Dans le cadre d’une entreprise familiale, la prise de décision peut s’avérer complexe, et un vrai travail d’équipe intergénérationnel s’impose ; les chefs d’entreprise ne doivent en aucun cas supposer qu’ils savent ce que les autres veulent. Même si cela peut parfois être difficile, il est nécessaire de pouvoir discuter ouvertement et en toute franchise avec les autres membres de la famille afin de pouvoir mettre en place les structures adéquates.
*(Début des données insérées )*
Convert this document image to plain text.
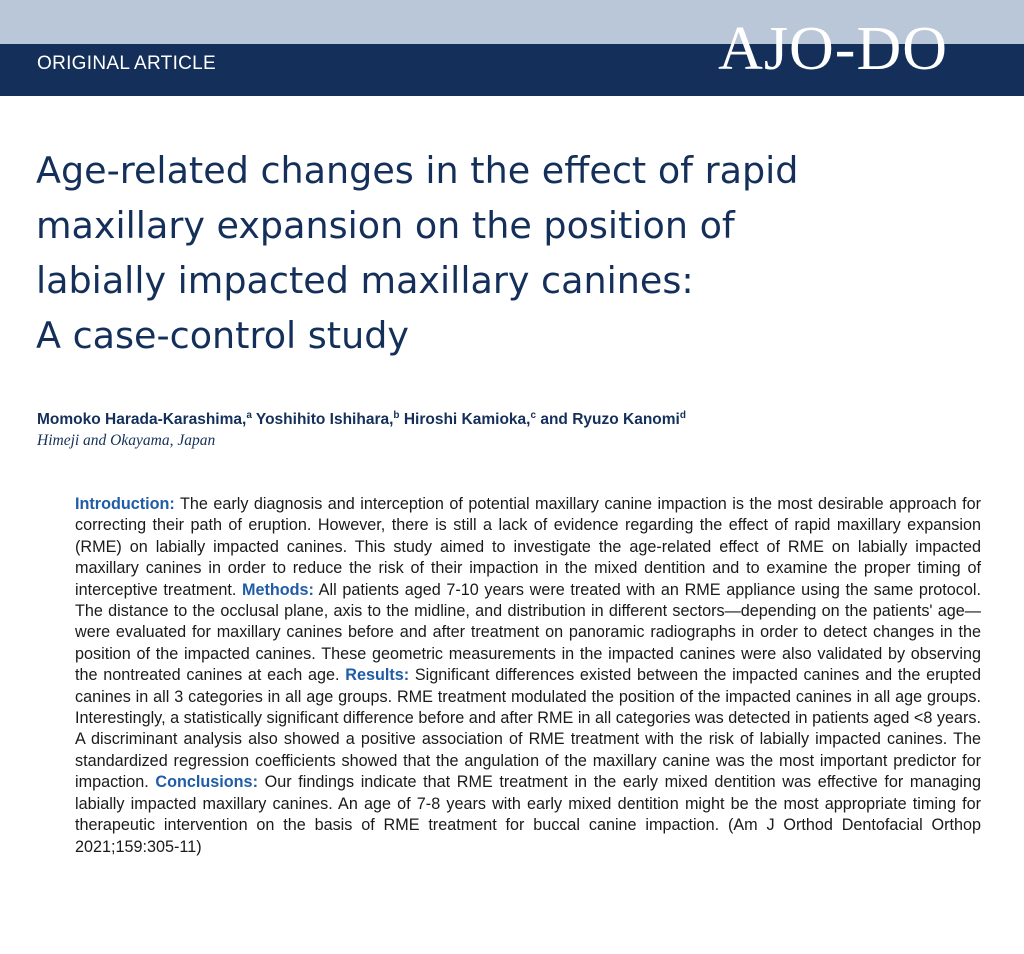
ORIGINAL ARTICLE	AJO-DO
Age-related changes in the effect of rapid
maxillary expansion on the position of
labially impacted maxillary canines:
A case-control study
Momoko Harada-Karashima,$^a$ Yoshihito Ishihara,$^b$ Hiroshi Kamioka,$^c$ and Ryuzo Kanomi$^d$
Himeji and Okayama, Japan

Introduction: The early diagnosis and interception of potential maxillary canine impaction is the most desirable approach for correcting their path of eruption. However, there is still a lack of evidence regarding the effect of rapid maxillary expansion (RME) on labially impacted canines. This study aimed to investigate the age-related effect of RME on labially impacted maxillary canines in order to reduce the risk of their impaction in the mixed dentition and to examine the proper timing of interceptive treatment. Methods: All patients aged 7-10 years were treated with an RME appliance using the same protocol. The distance to the occlusal plane, axis to the midline, and distribution in different sectors—depending on the patients' age—were evaluated for maxillary canines before and after treatment on panoramic radiographs in order to detect changes in the position of the impacted canines. These geometric measurements in the impacted canines were also validated by observing the nontreated canines at each age. Results: Significant differences existed between the impacted canines and the erupted canines in all 3 categories in all age groups. RME treatment modulated the position of the impacted canines in all age groups. Interestingly, a statistically significant difference before and after RME in all categories was detected in patients aged <8 years. A discriminant analysis also showed a positive association of RME treatment with the risk of labially impacted canines. The standardized regression coefficients showed that the angulation of the maxillary canine was the most important predictor for impaction. Conclusions: Our findings indicate that RME treatment in the early mixed dentition was effective for managing labially impacted maxillary canines. An age of 7-8 years with early mixed dentition might be the most appropriate timing for therapeutic intervention on the basis of RME treatment for buccal canine impaction. (Am J Orthod Dentofacial Orthop 2021;159:305-11)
Une fois que les fondateurs ont quitté la scène, beaucoup de familles décident de séparer la gestion de la propriété de l’entreprise, ce qui peut en effet faciliter la prise de décision en matière de succession. Si certains membres de la famille travaillent au sein de l’entreprise, il faudra veiller à mettre en place des incitants adéquats. Voir d’autres membres non actifs bénéficier d’une participation identique à la leur pourrait d’ailleurs leur laisser un goût amer, autant de sensibilités dont la planification successorale doit tenir compte. Les membres de la famille qui ne sont pas impliqués dans la vie de l’entreprise pourraient ainsi recevoir des actions sans droits de vote, ou des participations plus modestes, et bénéficier en compensation d’une part plus importante dans d’autres biens, dont la maison familiale par exemple.

Choisir la bonne structure

En règle générale, il est plus facile de faire correspondre les responsabilités opérationnelles et une participation au capital au sein d’une structure d’entreprise fondée sur des actions plutôt que dans le cadre d’une société de personnes. Les participations en actions peuvent être transmises progressivement au fil du temps, ce qui est tout particulièrement adapté si les héritiers potentiels sont jeunes ou encore aux études.

Si les fondateurs de l’entreprise décident de transmettre la propriété de leur vivant, il leur faudra déterminer s’ils veulent continuer à tirer un revenu permanent de l’entreprise et les participations devront être structurées en conséquence. Il est alors possible de céder le contrôle aux membres de la famille tout en conservant des droits préférentiels sur les dividendes, ou de garder la propriété du bâtiment qui abrite l’entreprise.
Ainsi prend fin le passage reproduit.